2 thoughts on “Was It a Lamb or an Ass?”
I should like to apply the same reasoning of changing the words of a song to changing the tune and rhythm; To change the notes mostly changes the emotion of the and the change in rhythm just shouts arrogance.of the one who takes the audacity to change it. my personal opinion.
That’s a good thought. I can certainly see how a changed melody could “ruin” a song for someone, especially if the new melody was inferior. And I have definitely run into a few of those.

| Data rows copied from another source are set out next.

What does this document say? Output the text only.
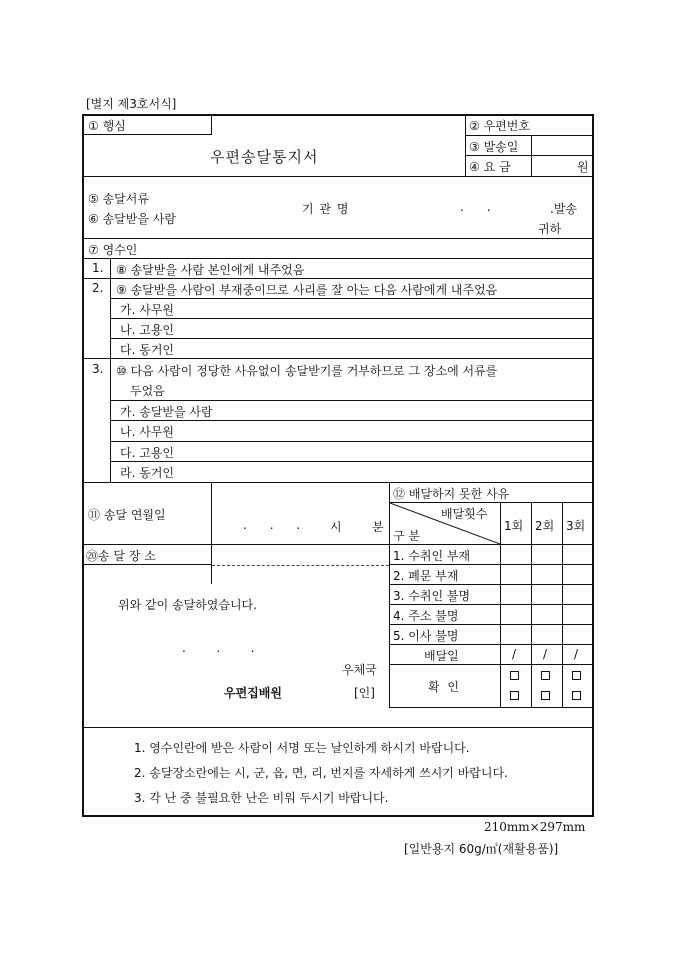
[별지 제3호서식]
① 행심
우편송달통지서
② 우편번호
③ 발송일
④ 요 금	원
⑤ 송달서류
⑥ 송달받을 사람
기 관 명	.      .	.발송
귀하
⑦ 영수인
1. ⑧ 송달받을 사람 본인에게 내주었음
2. ⑨ 송달받을 사람이 부재중이므로 사리를 잘 아는 다음 사람에게 내주었음
가. 사무원
나. 고용인
다. 동거인
3. ⑩ 다음 사람이 정당한 사유없이 송달받기를 거부하므로 그 장소에 서류를
두었음
가. 송달받을 사람
나. 사무원
다. 고용인
라. 동거인
⑪ 송달 연월일
.      .      . 시	분
⑳송 달 장 소
위와 같이 송달하였습니다.
.        .        .
우체국
우편집배원	[인]
⑫ 배달하지 못한 사유
배달횟수
구 분
1회 2회 3회
1. 수취인 부재
2. 폐문 부재
3. 수취인 불명
4. 주소 불명
5. 이사 불명
배달일	/ / /
확 인
1. 영수인란에 받은 사람이 서명 또는 날인하게 하시기 바랍니다.
2. 송달장소란에는 시, 군, 읍, 면, 리, 번지를 자세하게 쓰시기 바랍니다.
3. 각 난 중 불필요한 난은 비워 두시기 바랍니다.
210mm×297mm
[일반용지 60g/㎡(재활용품)]
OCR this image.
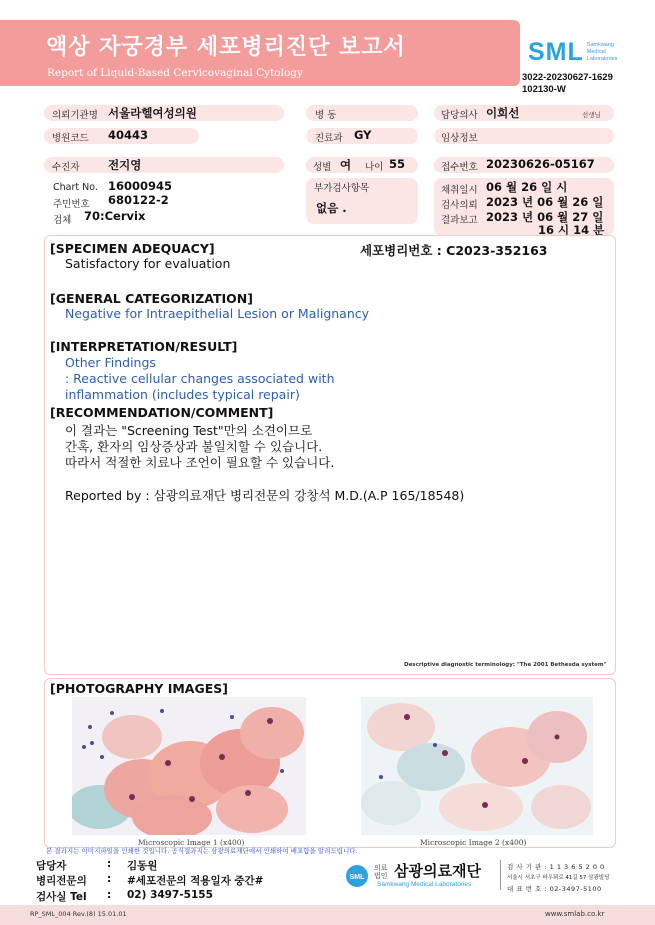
액상 자궁경부 세포병리진단 보고서
Report of Liquid-Based Cervicovaginal Cytology
SML Samkwang
Medical
Laboratories
3022-20230627-1629
102130-W
의뢰기관명 서울라헬여성의원	병 동	담당의사 이희선	선생님
병원코드 40443	진료과 GY	임상정보
수진자 전지영	성별 여 나이 55	접수번호 20230626-05167
Chart No. 16000945
주민번호 680122-2
검체 70:Cervix
부가검사항목
없음 .
채취일시 06 월 26 일 시
검사의뢰 2023 년 06 월 26 일
결과보고 2023 년 06 월 27 일
16 시 14 분
[SPECIMEN ADEQUACY]	세포병리번호 : C2023-352163
Satisfactory for evaluation
[GENERAL CATEGORIZATION]
Negative for Intraepithelial Lesion or Malignancy
[INTERPRETATION/RESULT]
Other Findings
: Reactive cellular changes associated with
inflammation (includes typical repair)
[RECOMMENDATION/COMMENT]
이 결과는 "Screening Test"만의 소견이므로
간혹, 환자의 임상증상과 불일치할 수 있습니다.
따라서 적절한 치료나 조언이 필요할 수 있습니다.
Reported by : 삼광의료재단 병리전문의 강창석 M.D.(A.P 165/18548)
Descriptive diagnostic terminology: "The 2001 Bethesda system"
[PHOTOGRAPHY IMAGES]
Microscopic Image 1 (x400)	Microscopic Image 2 (x400)
본 결과지는 이미지파일을 인쇄한 것입니다. 공식결과지는 삼광의료재단에서 인쇄하여 배포함을 알려드립니다.
담당자	: 김동원
병리전문의 : #세포전문의 적용일자 중간#
검사실 Tel : 02) 3497-5155
SML
의료
법인 삼광의료재단
Samkwang Medical Laboratories
검 사 기 관 : 1 1 3 6 5 2 0 0
서울시 서초구 바우뫼로 41길 57 삼광빌딩
대 표 번 호 : 02-3497-5100
RP_SML_004 Rev.(8) 15.01.01	www.smlab.co.kr
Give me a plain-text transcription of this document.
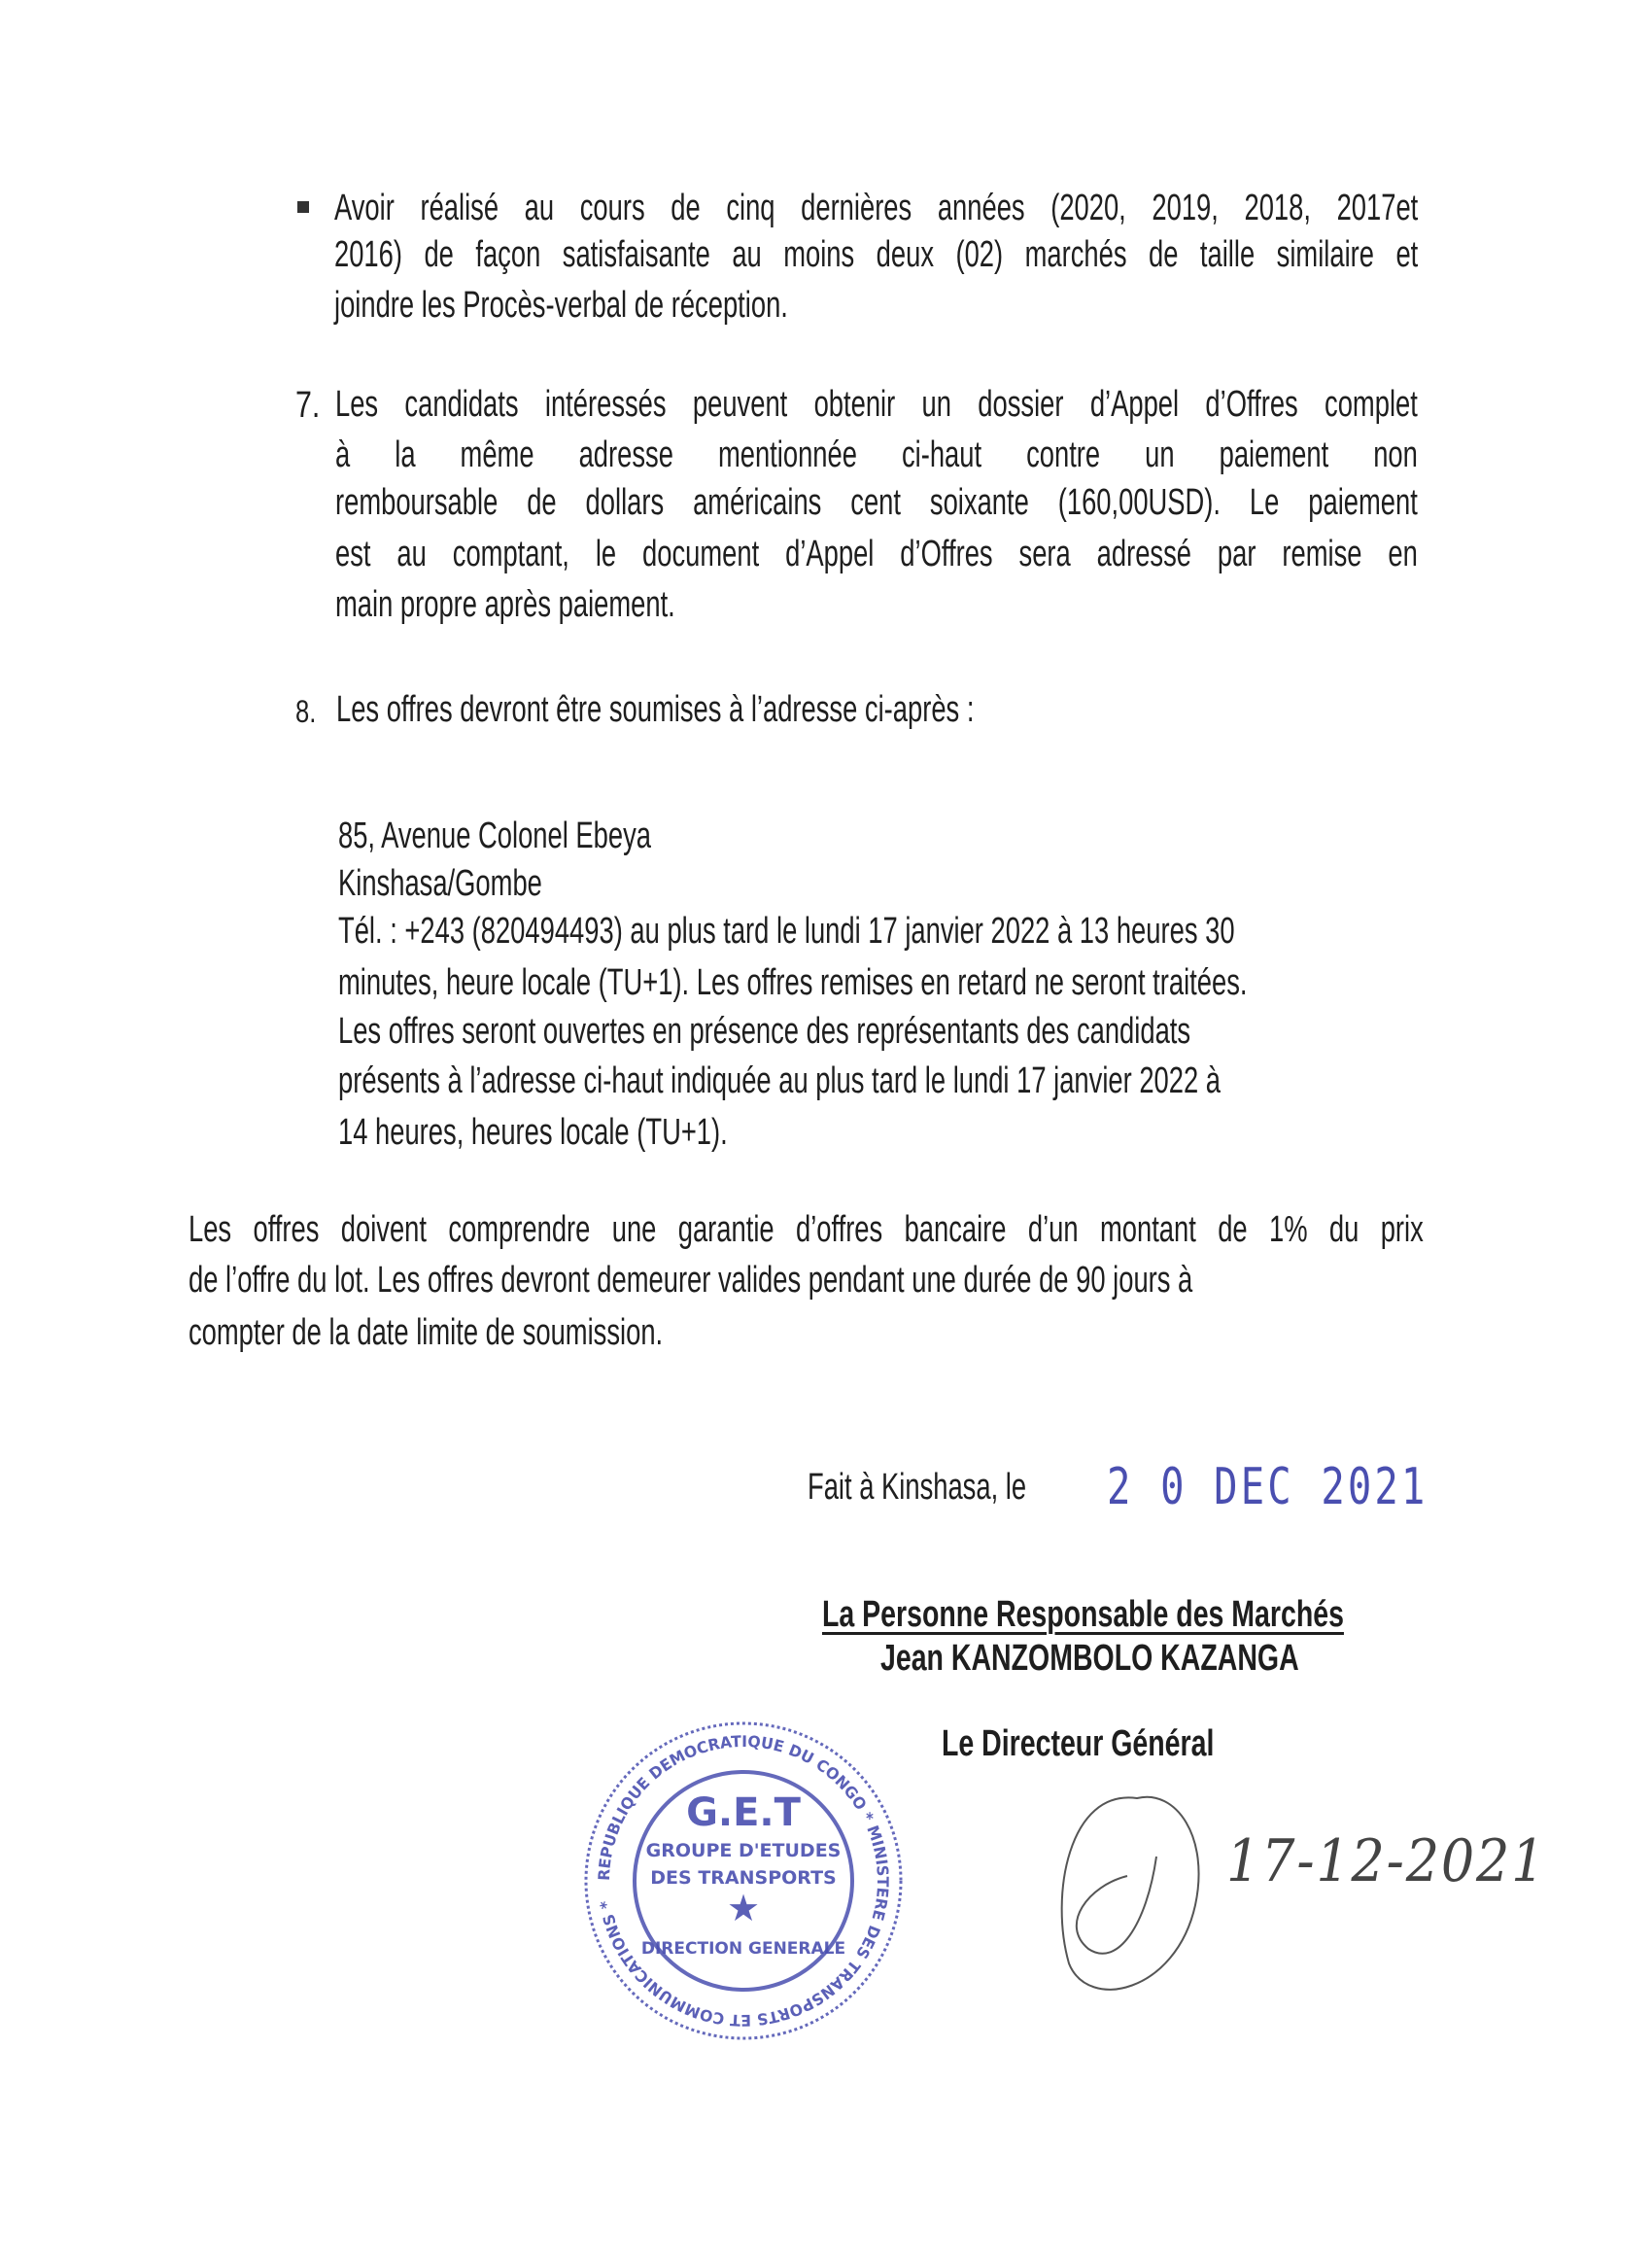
Avoir réalisé au cours de cinq dernières années (2020, 2019, 2018, 2017et
2016) de façon satisfaisante au moins deux (02) marchés de taille similaire et
joindre les Procès-verbal de réception.
7. Les candidats intéressés peuvent obtenir un dossier d’Appel d’Offres complet
à la même adresse mentionnée ci-haut contre un paiement non
remboursable de dollars américains cent soixante (160,00USD). Le paiement
est au comptant, le document d’Appel d’Offres sera adressé par remise en
main propre après paiement.
8. Les offres devront être soumises à l’adresse ci-après :
85, Avenue Colonel Ebeya
Kinshasa/Gombe
Tél. : +243 (820494493) au plus tard le lundi 17 janvier 2022 à 13 heures 30
minutes, heure locale (TU+1). Les offres remises en retard ne seront traitées.
Les offres seront ouvertes en présence des représentants des candidats
présents à l’adresse ci-haut indiquée au plus tard le lundi 17 janvier 2022 à
14 heures, heures locale (TU+1).
Les offres doivent comprendre une garantie d’offres bancaire d’un montant de 1% du prix
de l’offre du lot. Les offres devront demeurer valides pendant une durée de 90 jours à
compter de la date limite de soumission.
Fait à Kinshasa, le 2 0 DEC 2021
La Personne Responsable des Marchés
Jean KANZOMBOLO KAZANGA
REPUBLIQUE DEMOCRATIQUE DU CONGO * MINISTERE DES TRANSPORTS ET COMMUNICATIONS *
G.E.T
GROUPE D'ETUDES
DES TRANSPORTS
★
DIRECTION GENERALE
Le Directeur Général
17-12-2021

Principally speaking though, I’m not trying to say that changing any lyric is wrong, just that said change was done out of fear and may have had the opposite effect as the one intended. In fact, I have run into several lyric changes that I was glad for and thought were necessary improvements.
As to melodies, I would say that traditionally music and lyrics have not been rigidly joined. Many classic hymns and songs have been a collaboration between a lyricist and a composer; some were simply poems that a composer liked and wrote a melody for years later; some have had multiple melodies; and often a melody has been used over and over. Speaking from the songwriter’s perspective, I would not take offense to someone changing my melody or writing a new melody for my lyric. Having said that, the super-classic argument should be brought into play. It is sufficient to say that someone could get into real trouble for writing a new melody to a song like Amazing Grace (yes, this is one of those I have definitely run into). Furthermore, I have seen a well-written new melody revive a classic hymn whose melody is outdated enough that it does not lend the proper support to the lyrics anymore. In these cases, it is my private opinion that those melodies were not as well-written to begin with. This gives us motivation to write melodies that will stand the test of centuries.
So I would boil the criteria down to the motivation behind the change, whether the change accomplishes the stated goal, and whether the new melody or lyric matches the quality of the original (notwithstanding, if the songwriter is still alive, it would be courteous to consult him).